At lunchtime in an apartment in Thanh Sen ward, Ha Tinh province, the atmosphere suddenly became suffocating. The 5-year-old child was running around the room while being persistently chased by his grandmother, carrying a bowl of porridge to feed each spoonful.
At the dining table, the young mother suppressed a sigh, reminding: "Mom, let me sit at the table, if I don't eat, then don't let me eat around like that.
Grandma stopped and reacted immediately: "In the old days, I raised my older siblings, none of them sat still in one place but still grew up and became healthy. Children must be able to eat to have strength, why bother with books!
The mother silently turned away. There was no scolding, but an invisible distance had just been stretched.
Ms. Tran Mai Anh (30 years old, office worker in Ha Tinh), shared: "Since giving birth to my first child, my biggest pressure has not been work but harmonizing how to raise children with my mother-in-law. My mother loves her grandchild in a protective and pampering way. I want to train my child to be independent according to scientific methods. Many times when I give advice, I am afraid that my mother will be angry and say'rely on high education and disregard the experience of the elderly', and if I don't speak, my heart will be burning.
According to Ms. Mai Anh, with the previous generation, the experience drawn from the reality of shortages of the old years is "just eating is good", "being fat is healthy", "must be warm is not sick". That is an instinctive and traditional protection.
Conversely, young parents today approach parenting through a scientific lens. They read books, follow psychologists and focus on internal development: active living habits, self-reliance and limiting negative impacts from technology devices.
The difference in thinking leads to a situation where children are prone to falling into the "every person has their own rules" situation.
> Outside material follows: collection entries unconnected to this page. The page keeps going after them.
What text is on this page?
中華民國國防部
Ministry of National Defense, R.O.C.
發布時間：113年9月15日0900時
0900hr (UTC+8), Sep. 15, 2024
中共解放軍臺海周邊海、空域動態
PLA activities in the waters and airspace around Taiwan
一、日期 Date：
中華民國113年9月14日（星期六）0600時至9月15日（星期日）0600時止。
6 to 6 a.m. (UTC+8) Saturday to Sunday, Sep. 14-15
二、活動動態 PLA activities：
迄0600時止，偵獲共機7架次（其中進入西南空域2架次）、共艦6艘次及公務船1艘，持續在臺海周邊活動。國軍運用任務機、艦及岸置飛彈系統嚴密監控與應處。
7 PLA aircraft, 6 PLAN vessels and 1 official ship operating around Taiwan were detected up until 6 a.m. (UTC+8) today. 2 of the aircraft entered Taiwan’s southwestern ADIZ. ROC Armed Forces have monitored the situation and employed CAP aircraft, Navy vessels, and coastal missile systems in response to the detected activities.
Living with grandmother, they can watch the phone and eat around; living with mother, they have to sit at a table and turn off the screen.
This lack of consistency makes children confused, even early forming the habit of "looking at" adults to demand, and finding more easy-going people to circumvent the law.
According to psychologist Mai Viet Duc - Nhan Hoa Viet Psychological Counseling and Therapy Center, conflicts between two generations in childcare are very common, especially in the context that young families still need the support of grandparents to go to work.
The issue is not to distinguish who is right and who is wrong completely. Grandparents have experience, parents have updated knowledge. However, if each person keeps their own way and argues in front of children, the child will be the most disadvantaged. Children need a consistent environment to form a sense of security and good habits," the expert analyzed.
Also according to experts, the key to resolving conflicts is not confrontation but information. Parents should choose comfortable times to share new knowledge with grandparents from the perspective of "commonly updating", instead of completely denying the old way of doing things.
Unifying "golden" principles (such as eating time, TV viewing time, how to handle when children cry) is mandatory to avoid overlap.
In multi-generational families, respect and listening between members are more important than who wins in a debate. Don't let the bowl of porridge or the phone become emotional barriers between people with the same goal of loving a child," Mr. Duc emphasized.